The rest of October, November, and even December (yes, Christmas season is only one day on the calendar for the smart card industry) whisked by in a frenzy.  While our Physical Access Council was promoting its Migration of PACS to Achieve FIPS 201 Compatibility paper to the government’s HSPD-12 audience, the vendors were busy getting their cards, readers and software approved by GSA and setting up shared services sites so that agencies could get their ID credentials issued on time.  Meanwhile the Identity Council was challenging the WHTI program’s intent to use insecure, long range RFID technology over contactless smart card chips (as used in ePassports) and creating new charts and FAQs to educate legislators and the media about the security and privacy capabilities of “secure RF-enabled” cards.  The Contactless Payments Council saw the most activity during this time as a result of another new media assault, this time on contactless payments cards.  The assault started with a New York Times article covering a University of Massachusetts lab report on contactless payment.  Promoted by the group’s quest for publicity, this coverage led to the inaccurate conclusion,that all 17 million PayPass, ExpressPay, and Visa contactless cards issued in the U.S. were at risk from identity thieves bent on theft and fraud.  A detailed Contactless Payments Security Statement and Frequently Asked Questions document released by the Smart Card Alliance within a few days of the report were not enough to avoid further television news programs ripe for controversy about payments security during the busy shopping season.  They chose to report what was being done in labs, while ignoring all of the other security layers of the contactless payments networks that exist in the real world.

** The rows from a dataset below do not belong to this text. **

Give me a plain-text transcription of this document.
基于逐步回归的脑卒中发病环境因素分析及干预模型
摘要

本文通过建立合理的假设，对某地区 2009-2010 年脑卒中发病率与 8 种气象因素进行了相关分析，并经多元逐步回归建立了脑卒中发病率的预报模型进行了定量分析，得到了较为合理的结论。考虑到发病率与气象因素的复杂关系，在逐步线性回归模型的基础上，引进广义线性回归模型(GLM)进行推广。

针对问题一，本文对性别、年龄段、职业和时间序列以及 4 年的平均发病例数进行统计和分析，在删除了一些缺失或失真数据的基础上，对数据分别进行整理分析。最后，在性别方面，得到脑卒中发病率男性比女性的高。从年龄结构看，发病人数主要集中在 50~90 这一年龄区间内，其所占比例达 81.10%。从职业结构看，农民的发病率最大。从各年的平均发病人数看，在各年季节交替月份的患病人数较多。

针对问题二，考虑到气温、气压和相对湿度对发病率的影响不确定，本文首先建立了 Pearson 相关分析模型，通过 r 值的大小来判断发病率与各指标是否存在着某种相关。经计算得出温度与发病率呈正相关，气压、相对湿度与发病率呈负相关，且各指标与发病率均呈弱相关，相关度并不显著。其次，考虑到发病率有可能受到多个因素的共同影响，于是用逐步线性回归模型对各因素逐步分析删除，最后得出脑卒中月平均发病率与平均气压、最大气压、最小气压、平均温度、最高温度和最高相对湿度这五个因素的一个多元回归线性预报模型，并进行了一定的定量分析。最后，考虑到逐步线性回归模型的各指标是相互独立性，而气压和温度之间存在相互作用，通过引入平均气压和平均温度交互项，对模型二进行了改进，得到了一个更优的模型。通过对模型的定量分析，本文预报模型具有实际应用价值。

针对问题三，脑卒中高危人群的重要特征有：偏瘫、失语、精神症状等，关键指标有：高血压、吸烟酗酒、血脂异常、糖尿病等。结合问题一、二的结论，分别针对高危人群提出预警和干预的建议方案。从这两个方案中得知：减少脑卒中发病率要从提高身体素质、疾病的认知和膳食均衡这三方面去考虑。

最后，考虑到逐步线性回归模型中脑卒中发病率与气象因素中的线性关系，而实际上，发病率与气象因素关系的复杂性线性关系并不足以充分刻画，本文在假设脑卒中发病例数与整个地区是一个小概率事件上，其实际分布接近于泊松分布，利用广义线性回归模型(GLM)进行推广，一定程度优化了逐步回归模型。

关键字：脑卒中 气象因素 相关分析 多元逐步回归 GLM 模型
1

And so you have it.  An abbreviated but still impressive summary of 2006.  I didn’t even have a chance to talk about the vastly improved new web site, or the Smart Card Career Center, or the Latin America Chapter, or the names of the nearly 50 new members of the Smart Card Alliance community that joined this year.  (We are at 165 members now.)  I will have to save that for my January newsletter.  In conclusion, let me thank the Smart Card Alliance staff, contractors, partner organizations, and especially our members for helping make 2006 a fantastic year.  I look forward with great anticipation to 2007.  I will share with you in the next issue some of the new and exciting things we have planned for the year. In the meantime, mark down the date for the 6th Annual Smart Cards in Government Conference, April 10 – 13, 2007, at the Ronald Reagan International Trade Center in Washington, DC.  Details will be available soon – maybe in your Christmas stockings!